The ability for Lungfish to successfully travel upstream to unimpounded waters is compounded by the operators admission that the Burnett Dam Fishway can only operate during times of high flow and greater than 57% storage. The Burnett River Dam has only ever achieved 31 % capacity since commencement of operation.
2.1.2 OUTSTANDING ISSUES
The following issues have not been resolved over the life of the SOMP nor will they be resolved under current arrangements within the ROP
(a) No lungfish spawning or recruitment within the Ned Churchward Weir to date due to;
(b) Insufficient establishment of suitable macrophyte beds for lungfish spawning and recruitment
(c) lack of suitable substrate : and
(d) Egg mortality if spawning did occur ”
My conclusion :
This report gives a reasonable insight into the inability of the resource operator ( Sunwater) to implement the Burnett River Dam Flow Strategy for Lungfish May 2003 with particular reference to special ecological outcomes of the WRP (a) –(e) and (1)

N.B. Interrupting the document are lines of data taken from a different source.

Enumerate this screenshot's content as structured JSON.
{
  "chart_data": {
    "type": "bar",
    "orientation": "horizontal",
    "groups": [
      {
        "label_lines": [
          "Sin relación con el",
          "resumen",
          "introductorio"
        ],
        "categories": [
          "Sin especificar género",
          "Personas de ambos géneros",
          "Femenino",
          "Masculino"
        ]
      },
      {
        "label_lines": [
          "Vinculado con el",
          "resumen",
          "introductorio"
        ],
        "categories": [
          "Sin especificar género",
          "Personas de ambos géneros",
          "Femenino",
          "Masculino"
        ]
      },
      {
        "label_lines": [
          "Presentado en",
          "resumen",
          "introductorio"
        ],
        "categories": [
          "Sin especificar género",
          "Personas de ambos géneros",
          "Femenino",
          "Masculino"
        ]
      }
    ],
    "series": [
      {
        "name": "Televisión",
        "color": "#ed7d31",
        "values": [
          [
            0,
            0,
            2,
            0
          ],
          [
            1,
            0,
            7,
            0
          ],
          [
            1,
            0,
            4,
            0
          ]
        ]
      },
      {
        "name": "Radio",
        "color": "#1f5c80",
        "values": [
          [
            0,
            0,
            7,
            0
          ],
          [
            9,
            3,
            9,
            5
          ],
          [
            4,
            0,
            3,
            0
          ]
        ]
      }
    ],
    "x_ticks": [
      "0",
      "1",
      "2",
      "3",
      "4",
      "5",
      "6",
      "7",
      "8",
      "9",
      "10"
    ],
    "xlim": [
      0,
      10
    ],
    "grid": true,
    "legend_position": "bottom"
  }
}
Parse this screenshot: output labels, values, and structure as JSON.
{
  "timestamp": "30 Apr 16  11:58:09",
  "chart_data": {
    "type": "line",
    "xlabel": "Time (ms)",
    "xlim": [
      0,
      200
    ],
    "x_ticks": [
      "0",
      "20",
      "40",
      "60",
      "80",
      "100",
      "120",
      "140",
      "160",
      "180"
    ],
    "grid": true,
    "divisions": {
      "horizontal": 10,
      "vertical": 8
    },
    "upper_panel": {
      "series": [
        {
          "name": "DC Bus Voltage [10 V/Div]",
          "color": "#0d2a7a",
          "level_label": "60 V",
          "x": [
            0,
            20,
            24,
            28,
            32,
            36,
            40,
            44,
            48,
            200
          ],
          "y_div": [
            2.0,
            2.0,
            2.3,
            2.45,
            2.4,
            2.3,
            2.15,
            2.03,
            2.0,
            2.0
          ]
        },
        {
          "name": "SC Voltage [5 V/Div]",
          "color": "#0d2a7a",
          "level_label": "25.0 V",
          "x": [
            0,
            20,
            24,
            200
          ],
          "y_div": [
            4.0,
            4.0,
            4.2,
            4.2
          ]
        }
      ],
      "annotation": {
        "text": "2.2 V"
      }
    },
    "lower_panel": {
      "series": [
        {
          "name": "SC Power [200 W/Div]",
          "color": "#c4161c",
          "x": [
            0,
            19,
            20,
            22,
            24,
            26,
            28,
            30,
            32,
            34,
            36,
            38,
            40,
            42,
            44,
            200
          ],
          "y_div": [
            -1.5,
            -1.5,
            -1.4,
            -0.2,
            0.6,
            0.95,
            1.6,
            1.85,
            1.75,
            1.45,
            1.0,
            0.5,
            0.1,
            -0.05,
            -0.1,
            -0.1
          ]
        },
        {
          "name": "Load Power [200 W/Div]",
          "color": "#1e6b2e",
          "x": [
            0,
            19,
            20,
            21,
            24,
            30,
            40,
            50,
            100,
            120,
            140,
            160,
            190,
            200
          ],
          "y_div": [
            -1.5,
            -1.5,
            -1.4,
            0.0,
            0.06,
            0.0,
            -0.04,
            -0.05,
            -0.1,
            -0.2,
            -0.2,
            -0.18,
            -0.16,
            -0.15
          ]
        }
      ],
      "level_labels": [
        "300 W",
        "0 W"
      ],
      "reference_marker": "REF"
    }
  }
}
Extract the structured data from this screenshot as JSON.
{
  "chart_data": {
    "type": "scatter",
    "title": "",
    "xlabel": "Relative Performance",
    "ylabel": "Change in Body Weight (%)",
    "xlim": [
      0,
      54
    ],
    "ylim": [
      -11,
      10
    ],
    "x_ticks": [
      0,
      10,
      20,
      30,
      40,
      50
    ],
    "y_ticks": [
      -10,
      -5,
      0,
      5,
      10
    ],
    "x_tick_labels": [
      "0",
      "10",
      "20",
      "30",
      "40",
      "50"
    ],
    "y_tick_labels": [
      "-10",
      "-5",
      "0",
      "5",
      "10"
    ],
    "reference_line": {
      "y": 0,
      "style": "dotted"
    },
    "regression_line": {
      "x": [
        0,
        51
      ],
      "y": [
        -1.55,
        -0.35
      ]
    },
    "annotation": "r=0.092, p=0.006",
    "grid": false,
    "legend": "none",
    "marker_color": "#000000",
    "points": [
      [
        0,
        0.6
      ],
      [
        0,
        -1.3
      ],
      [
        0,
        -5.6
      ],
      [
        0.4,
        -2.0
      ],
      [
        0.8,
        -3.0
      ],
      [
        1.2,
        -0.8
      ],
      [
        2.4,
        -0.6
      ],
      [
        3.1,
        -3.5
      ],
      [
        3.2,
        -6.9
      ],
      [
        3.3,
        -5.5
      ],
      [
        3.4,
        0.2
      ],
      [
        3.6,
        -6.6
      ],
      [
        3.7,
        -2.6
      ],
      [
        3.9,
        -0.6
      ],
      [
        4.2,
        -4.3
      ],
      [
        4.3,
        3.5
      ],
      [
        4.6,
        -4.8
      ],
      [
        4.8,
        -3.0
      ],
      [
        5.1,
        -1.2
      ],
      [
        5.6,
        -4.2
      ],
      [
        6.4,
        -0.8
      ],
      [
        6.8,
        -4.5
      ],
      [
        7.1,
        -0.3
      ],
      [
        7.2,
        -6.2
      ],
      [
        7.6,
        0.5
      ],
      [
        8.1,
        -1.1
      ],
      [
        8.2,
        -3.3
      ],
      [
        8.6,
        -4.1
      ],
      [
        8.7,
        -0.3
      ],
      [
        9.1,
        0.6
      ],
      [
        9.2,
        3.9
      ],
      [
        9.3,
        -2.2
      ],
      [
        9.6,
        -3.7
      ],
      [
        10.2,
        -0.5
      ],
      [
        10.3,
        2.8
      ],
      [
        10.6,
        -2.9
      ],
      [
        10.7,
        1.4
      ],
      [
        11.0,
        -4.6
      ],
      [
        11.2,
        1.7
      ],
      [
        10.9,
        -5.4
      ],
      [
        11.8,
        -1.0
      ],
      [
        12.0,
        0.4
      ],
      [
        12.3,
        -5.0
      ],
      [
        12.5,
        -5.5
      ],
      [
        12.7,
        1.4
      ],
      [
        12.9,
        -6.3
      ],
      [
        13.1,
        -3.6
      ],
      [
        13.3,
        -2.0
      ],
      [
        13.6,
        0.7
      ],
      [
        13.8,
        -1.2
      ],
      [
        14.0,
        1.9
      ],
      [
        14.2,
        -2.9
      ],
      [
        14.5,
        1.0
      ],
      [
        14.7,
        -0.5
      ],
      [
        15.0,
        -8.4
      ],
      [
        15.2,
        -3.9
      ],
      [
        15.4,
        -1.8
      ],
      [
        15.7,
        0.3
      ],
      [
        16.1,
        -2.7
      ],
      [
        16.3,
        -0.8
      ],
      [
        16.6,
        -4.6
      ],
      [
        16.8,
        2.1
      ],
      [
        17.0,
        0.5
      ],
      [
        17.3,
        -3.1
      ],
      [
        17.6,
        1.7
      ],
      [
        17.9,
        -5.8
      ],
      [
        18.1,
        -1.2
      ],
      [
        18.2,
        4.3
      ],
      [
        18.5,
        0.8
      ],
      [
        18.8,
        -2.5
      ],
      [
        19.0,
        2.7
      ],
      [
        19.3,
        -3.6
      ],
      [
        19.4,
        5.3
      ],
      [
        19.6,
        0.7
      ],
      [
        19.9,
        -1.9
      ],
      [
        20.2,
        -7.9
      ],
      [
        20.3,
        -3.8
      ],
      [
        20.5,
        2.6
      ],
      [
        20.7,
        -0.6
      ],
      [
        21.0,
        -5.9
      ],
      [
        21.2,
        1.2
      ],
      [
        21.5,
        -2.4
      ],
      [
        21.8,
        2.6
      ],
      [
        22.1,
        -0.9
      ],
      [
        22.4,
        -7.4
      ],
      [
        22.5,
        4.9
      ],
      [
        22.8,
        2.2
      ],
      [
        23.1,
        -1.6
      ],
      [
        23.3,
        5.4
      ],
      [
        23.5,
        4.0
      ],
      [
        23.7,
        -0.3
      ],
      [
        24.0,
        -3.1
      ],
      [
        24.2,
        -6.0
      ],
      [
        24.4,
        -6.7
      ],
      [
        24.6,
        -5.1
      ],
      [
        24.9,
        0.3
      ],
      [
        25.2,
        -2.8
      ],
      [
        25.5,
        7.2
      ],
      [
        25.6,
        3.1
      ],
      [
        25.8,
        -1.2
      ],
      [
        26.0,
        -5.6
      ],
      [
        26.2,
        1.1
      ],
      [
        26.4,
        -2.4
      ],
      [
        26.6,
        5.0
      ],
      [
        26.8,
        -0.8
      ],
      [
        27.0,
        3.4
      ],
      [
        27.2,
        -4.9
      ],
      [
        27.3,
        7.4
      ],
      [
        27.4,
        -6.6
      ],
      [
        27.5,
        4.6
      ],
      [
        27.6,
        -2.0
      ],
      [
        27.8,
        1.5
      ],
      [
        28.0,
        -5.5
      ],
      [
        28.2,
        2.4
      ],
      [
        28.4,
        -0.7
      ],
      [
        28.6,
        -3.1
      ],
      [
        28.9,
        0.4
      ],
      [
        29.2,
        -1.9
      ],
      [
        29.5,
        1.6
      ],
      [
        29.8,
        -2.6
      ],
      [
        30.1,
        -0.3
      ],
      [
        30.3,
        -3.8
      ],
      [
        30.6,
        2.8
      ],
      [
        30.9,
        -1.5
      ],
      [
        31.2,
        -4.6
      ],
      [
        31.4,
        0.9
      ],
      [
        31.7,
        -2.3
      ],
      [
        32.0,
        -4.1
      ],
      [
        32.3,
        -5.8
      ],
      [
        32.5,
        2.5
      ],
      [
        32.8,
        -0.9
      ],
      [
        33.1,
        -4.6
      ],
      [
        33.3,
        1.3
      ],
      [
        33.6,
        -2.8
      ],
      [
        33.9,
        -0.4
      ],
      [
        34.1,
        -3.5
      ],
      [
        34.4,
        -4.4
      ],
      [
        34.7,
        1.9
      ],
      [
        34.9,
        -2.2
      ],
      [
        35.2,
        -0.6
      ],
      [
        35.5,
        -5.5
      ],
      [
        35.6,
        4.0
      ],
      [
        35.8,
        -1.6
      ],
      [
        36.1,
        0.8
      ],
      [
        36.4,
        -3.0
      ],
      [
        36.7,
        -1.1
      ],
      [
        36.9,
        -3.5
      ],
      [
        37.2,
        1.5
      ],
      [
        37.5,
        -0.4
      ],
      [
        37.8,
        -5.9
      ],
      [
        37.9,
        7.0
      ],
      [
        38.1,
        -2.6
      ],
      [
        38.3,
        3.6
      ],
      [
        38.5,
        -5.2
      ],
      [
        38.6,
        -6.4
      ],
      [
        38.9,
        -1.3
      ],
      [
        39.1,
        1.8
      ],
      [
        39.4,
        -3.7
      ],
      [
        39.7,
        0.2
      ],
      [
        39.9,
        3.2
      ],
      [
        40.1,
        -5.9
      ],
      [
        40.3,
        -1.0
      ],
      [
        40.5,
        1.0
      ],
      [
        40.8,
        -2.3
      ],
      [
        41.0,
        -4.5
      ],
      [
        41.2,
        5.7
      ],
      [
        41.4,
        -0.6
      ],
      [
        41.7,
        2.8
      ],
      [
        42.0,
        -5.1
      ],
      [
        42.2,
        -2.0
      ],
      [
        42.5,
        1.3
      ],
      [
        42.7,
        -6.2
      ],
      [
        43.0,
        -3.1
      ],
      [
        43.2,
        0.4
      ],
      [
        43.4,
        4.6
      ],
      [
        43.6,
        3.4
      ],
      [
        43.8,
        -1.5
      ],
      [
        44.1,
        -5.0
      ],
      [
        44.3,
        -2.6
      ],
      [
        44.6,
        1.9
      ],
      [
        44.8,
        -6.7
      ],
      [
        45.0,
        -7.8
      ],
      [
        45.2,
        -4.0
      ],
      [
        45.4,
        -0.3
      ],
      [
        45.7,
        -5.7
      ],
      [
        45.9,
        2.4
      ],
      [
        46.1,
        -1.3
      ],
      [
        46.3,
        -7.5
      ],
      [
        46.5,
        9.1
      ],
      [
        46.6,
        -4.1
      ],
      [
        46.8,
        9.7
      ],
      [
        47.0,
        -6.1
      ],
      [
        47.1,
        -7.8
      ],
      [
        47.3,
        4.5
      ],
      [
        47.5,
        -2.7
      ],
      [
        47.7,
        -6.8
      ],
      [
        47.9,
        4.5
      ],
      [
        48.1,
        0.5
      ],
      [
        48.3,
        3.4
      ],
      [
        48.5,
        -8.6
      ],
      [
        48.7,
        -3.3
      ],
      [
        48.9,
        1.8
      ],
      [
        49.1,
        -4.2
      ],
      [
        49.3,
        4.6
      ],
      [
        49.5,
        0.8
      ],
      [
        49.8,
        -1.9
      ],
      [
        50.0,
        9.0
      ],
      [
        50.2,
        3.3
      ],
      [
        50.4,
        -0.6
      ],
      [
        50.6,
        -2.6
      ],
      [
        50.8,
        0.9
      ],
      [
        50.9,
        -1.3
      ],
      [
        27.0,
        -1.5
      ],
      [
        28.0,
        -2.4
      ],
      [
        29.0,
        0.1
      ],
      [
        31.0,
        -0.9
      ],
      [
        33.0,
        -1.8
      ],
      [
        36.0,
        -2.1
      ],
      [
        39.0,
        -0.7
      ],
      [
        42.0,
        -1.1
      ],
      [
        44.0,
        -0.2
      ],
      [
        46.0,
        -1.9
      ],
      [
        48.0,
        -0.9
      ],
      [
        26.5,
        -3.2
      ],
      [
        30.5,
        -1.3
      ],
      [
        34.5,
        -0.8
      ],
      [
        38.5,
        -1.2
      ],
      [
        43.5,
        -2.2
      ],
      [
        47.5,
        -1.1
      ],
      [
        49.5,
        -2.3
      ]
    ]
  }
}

• The failure on behalf of the operator ( Sunwater) to implement agreed water level stability management is , a demonstration of non compliance with the policy intent of the Lungfish Flow Strategy and it can successfully be argued as a non compliance of the EPBC Variation of Approval ( EPBC 2001/422) to , “adhere to the environmental flow requirements specified in the Water Resource Plan * Burnett Basin ) 2000 and the Resource Operation Plan ( Burnett Basin) 2003 and the Burnett River Dam Flow Strategy for Lungfish dated 22 May 2003.
So the core issue appears to be a combination of , "failure to mitigate for habitat using the flow strategy and a failure to mitigate for passage using the fishway " , both of which were required under the variation of approval . They have not met the conditons of approval for the variation and according to the EPA report it appears deliberate , maybe that is why Garrett is in 'negotiations'.